Not only do I hate violence, but I firmly believe that the fight against it is not hopeless. I realize that the task is difficult. I realize that, only too often in the course of history, it has happened that what appeared at first to be a great success in the fight against violence was followed by a defeat. I do not overlook the fact that the new age of violence which was opened by the two World wars is by no means at an end. Nazism and Fascism are thoroughly beaten, but I must admit that their defeat does not mean that barbarism and brutality have been defeated. On the contrary, it is no use closing our eyes to the fact that these hateful ideas achieved something like a victory in defeat. I have to admit that Hitler succeeded in degrading the moral standards of our Western world, and that in the world of today there is more violence and brutal force than would have been tolerated even in the decade after the first World war. And we must face the possibility that our civilization may ultimately be destroyed by those new weapons which Hitlerism wished upon us, perhaps even within the first decade after the second World war; for no doubt the spirit of Hitlerism won its greatest victory over us when, after its defeat, we used the weapons which the threat of Nazism had induced us to develop.
~ Karl Popper ~

It is often asserted that discussion is only possible between people who have a common language and accept common basic assumptions. I think that this is a mistake. All that is needed is a readiness to learn from one's partner in the discussion, which includes a genuine wish to understand what he intends to say.

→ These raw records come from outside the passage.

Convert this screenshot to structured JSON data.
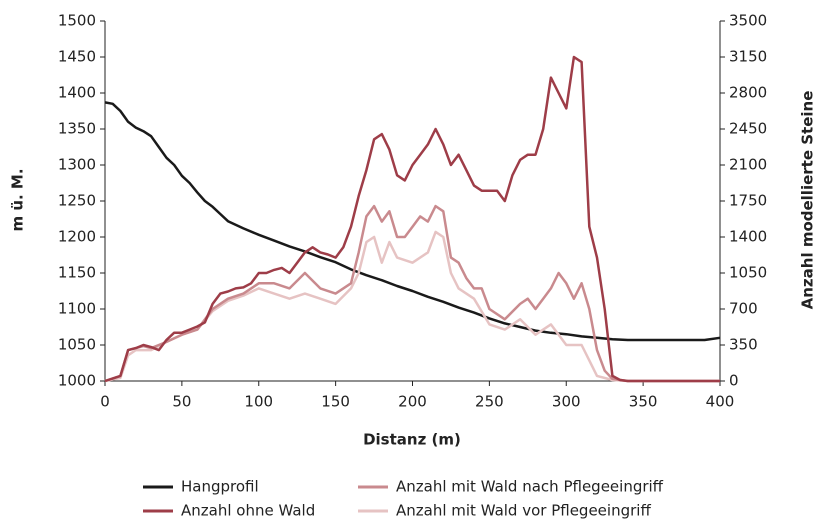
{
  "chart_data": {
    "type": "line",
    "xlabel": "Distanz (m)",
    "ylabel": "m ü. M.",
    "y2label": "Anzahl modellierte Steine",
    "xlim": [
      0,
      400
    ],
    "xticks": [
      0,
      50,
      100,
      150,
      200,
      250,
      300,
      350,
      400
    ],
    "ylim": [
      1000,
      1500
    ],
    "yticks": [
      1000,
      1050,
      1100,
      1150,
      1200,
      1250,
      1300,
      1350,
      1400,
      1450,
      1500
    ],
    "y2lim": [
      0,
      3500
    ],
    "y2ticks": [
      0,
      350,
      700,
      1050,
      1400,
      1750,
      2100,
      2450,
      2800,
      3150,
      3500
    ],
    "grid": false,
    "series": [
      {
        "name": "Hangprofil",
        "color": "#1a1a1a",
        "axis": "y",
        "x": [
          0,
          5,
          10,
          15,
          20,
          25,
          30,
          35,
          40,
          45,
          50,
          55,
          60,
          65,
          70,
          75,
          80,
          90,
          100,
          110,
          120,
          130,
          140,
          150,
          160,
          170,
          180,
          190,
          200,
          210,
          220,
          230,
          240,
          250,
          260,
          270,
          280,
          290,
          300,
          310,
          320,
          330,
          340,
          350,
          360,
          370,
          380,
          390,
          400
        ],
        "values": [
          1387,
          1385,
          1375,
          1360,
          1352,
          1347,
          1340,
          1325,
          1310,
          1300,
          1285,
          1275,
          1262,
          1250,
          1242,
          1232,
          1222,
          1212,
          1203,
          1195,
          1187,
          1180,
          1172,
          1165,
          1155,
          1147,
          1140,
          1132,
          1125,
          1117,
          1110,
          1102,
          1095,
          1087,
          1080,
          1075,
          1070,
          1067,
          1065,
          1062,
          1060,
          1058,
          1057,
          1057,
          1057,
          1057,
          1057,
          1057,
          1060
        ]
      },
      {
        "name": "Anzahl ohne Wald",
        "color": "#9e3d48",
        "axis": "y2",
        "x": [
          0,
          10,
          15,
          20,
          25,
          30,
          35,
          40,
          45,
          50,
          55,
          60,
          65,
          70,
          75,
          80,
          85,
          90,
          95,
          100,
          105,
          110,
          115,
          120,
          125,
          130,
          135,
          140,
          145,
          150,
          155,
          160,
          165,
          170,
          175,
          180,
          185,
          190,
          195,
          200,
          205,
          210,
          215,
          220,
          225,
          230,
          235,
          240,
          245,
          250,
          255,
          260,
          265,
          270,
          275,
          280,
          285,
          290,
          295,
          300,
          305,
          310,
          315,
          320,
          325,
          330,
          335,
          340,
          400
        ],
        "values": [
          0,
          50,
          300,
          320,
          350,
          330,
          300,
          400,
          470,
          470,
          500,
          530,
          570,
          750,
          850,
          870,
          900,
          910,
          950,
          1050,
          1050,
          1080,
          1100,
          1050,
          1150,
          1250,
          1300,
          1250,
          1230,
          1200,
          1300,
          1500,
          1800,
          2050,
          2350,
          2400,
          2250,
          2000,
          1950,
          2100,
          2200,
          2300,
          2450,
          2300,
          2100,
          2200,
          2050,
          1900,
          1850,
          1850,
          1850,
          1750,
          2000,
          2150,
          2200,
          2200,
          2450,
          2950,
          2800,
          2650,
          3150,
          3100,
          1500,
          1200,
          700,
          50,
          10,
          0,
          0
        ]
      },
      {
        "name": "Anzahl mit Wald nach Pflegeeingriff",
        "color": "#c98a8e",
        "axis": "y2",
        "x": [
          0,
          10,
          15,
          20,
          25,
          30,
          40,
          50,
          60,
          70,
          80,
          90,
          100,
          110,
          120,
          130,
          140,
          150,
          160,
          165,
          170,
          175,
          180,
          185,
          190,
          195,
          200,
          205,
          210,
          215,
          220,
          225,
          230,
          235,
          240,
          245,
          250,
          260,
          270,
          275,
          280,
          285,
          290,
          295,
          300,
          305,
          310,
          315,
          320,
          325,
          330,
          340,
          400
        ],
        "values": [
          0,
          50,
          300,
          320,
          340,
          320,
          380,
          450,
          500,
          700,
          800,
          850,
          950,
          950,
          900,
          1050,
          900,
          850,
          950,
          1250,
          1600,
          1700,
          1550,
          1650,
          1400,
          1400,
          1500,
          1600,
          1550,
          1700,
          1650,
          1200,
          1150,
          1000,
          900,
          900,
          700,
          600,
          750,
          800,
          700,
          800,
          900,
          1050,
          950,
          800,
          950,
          700,
          300,
          100,
          20,
          0,
          0
        ]
      },
      {
        "name": "Anzahl mit Wald vor Pflegeeingriff",
        "color": "#e6c3c3",
        "axis": "y2",
        "x": [
          0,
          10,
          15,
          20,
          30,
          40,
          50,
          60,
          70,
          80,
          90,
          100,
          110,
          120,
          130,
          140,
          150,
          160,
          165,
          170,
          175,
          180,
          185,
          190,
          200,
          210,
          215,
          220,
          225,
          230,
          240,
          250,
          260,
          270,
          280,
          290,
          300,
          310,
          315,
          320,
          330,
          340,
          400
        ],
        "values": [
          0,
          30,
          250,
          300,
          300,
          380,
          450,
          500,
          680,
          780,
          830,
          900,
          850,
          800,
          850,
          800,
          750,
          900,
          1050,
          1350,
          1400,
          1150,
          1350,
          1200,
          1150,
          1250,
          1450,
          1400,
          1050,
          900,
          800,
          550,
          500,
          600,
          450,
          550,
          350,
          350,
          200,
          50,
          10,
          0,
          0
        ]
      }
    ]
  }
}
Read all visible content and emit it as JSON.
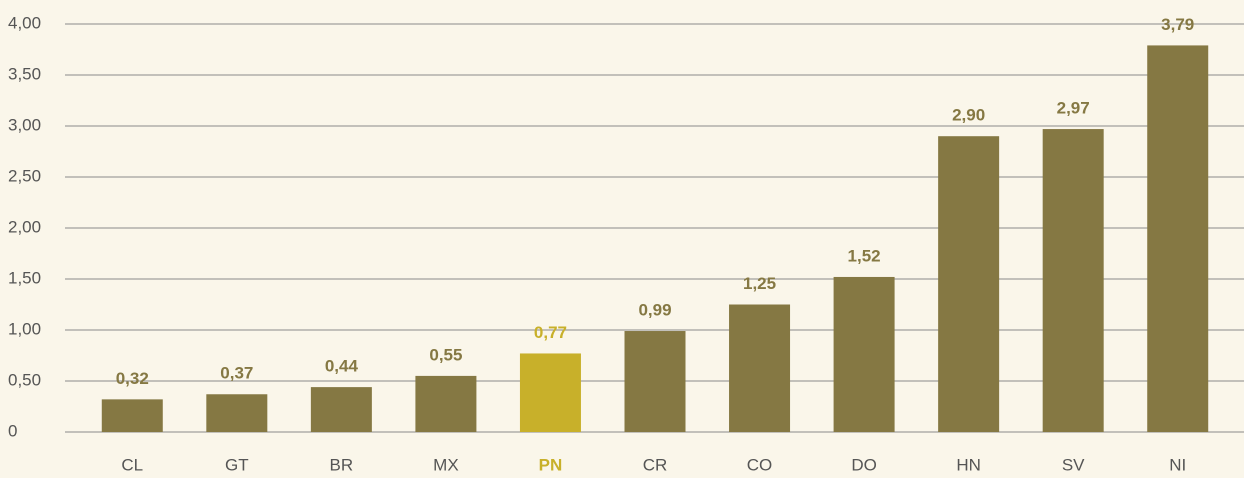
{
  "chart_data": {
    "type": "bar",
    "categories": [
      "CL",
      "GT",
      "BR",
      "MX",
      "PN",
      "CR",
      "CO",
      "DO",
      "HN",
      "SV",
      "NI"
    ],
    "values": [
      0.32,
      0.37,
      0.44,
      0.55,
      0.77,
      0.99,
      1.25,
      1.52,
      2.9,
      2.97,
      3.79
    ],
    "value_labels": [
      "0,32",
      "0,37",
      "0,44",
      "0,55",
      "0,77",
      "0,99",
      "1,25",
      "1,52",
      "2,90",
      "2,97",
      "3,79"
    ],
    "color": "#857843",
    "highlight_color": "#c8b02a",
    "highlight_category": "PN",
    "ylim": [
      0,
      4
    ],
    "yticks": [
      0,
      {
        "value": 0.5,
        "label": "0,50"
      },
      {
        "value": 1,
        "label": "1,00"
      },
      {
        "value": 1.5,
        "label": "1,50"
      },
      {
        "value": 2,
        "label": "2,00"
      },
      {
        "value": 2.5,
        "label": "2,50"
      },
      {
        "value": 3,
        "label": "3,00"
      },
      {
        "value": 3.5,
        "label": "3,50"
      },
      {
        "value": 4,
        "label": "4,00"
      }
    ],
    "grid": true
  }
}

If this readiness is there, the discussion will be the more fruitful the more the partner's backgrounds differ.
~ Karl Popper ~

There are all kinds of sources of our knowledge; but none has authority … The fundamental mistake made by the philosophical theory of the ultimate sources of our knowledge is that it does not distinguish clearly enough between questions of origin and questions of validity.
~ Karl Popper ~

The true Enlightenment thinker, the true rationalist, never wants to talk anyone into anything. No, he does not even want to convince; all the time he is aware that he may be wrong. Above all, he values the intellectual independence of others too highly to want to convince them in important matters. He would much rather invite contradiction, preferably in the form of rational and disciplined criticism. He seeks not to convince but to arouse — to challenge others to form free opinions.
~ Karl Popper ~

A rationalist, as I use the word, is a man who attempts to reach decisions by argument and perhaps, in certain cases, by compromise, rather than by violence. He is a man who would rather be unsuccessful in convincing another man by argument than successful in crushing him by force, by intimidation and threats, or even by persuasive propaganda.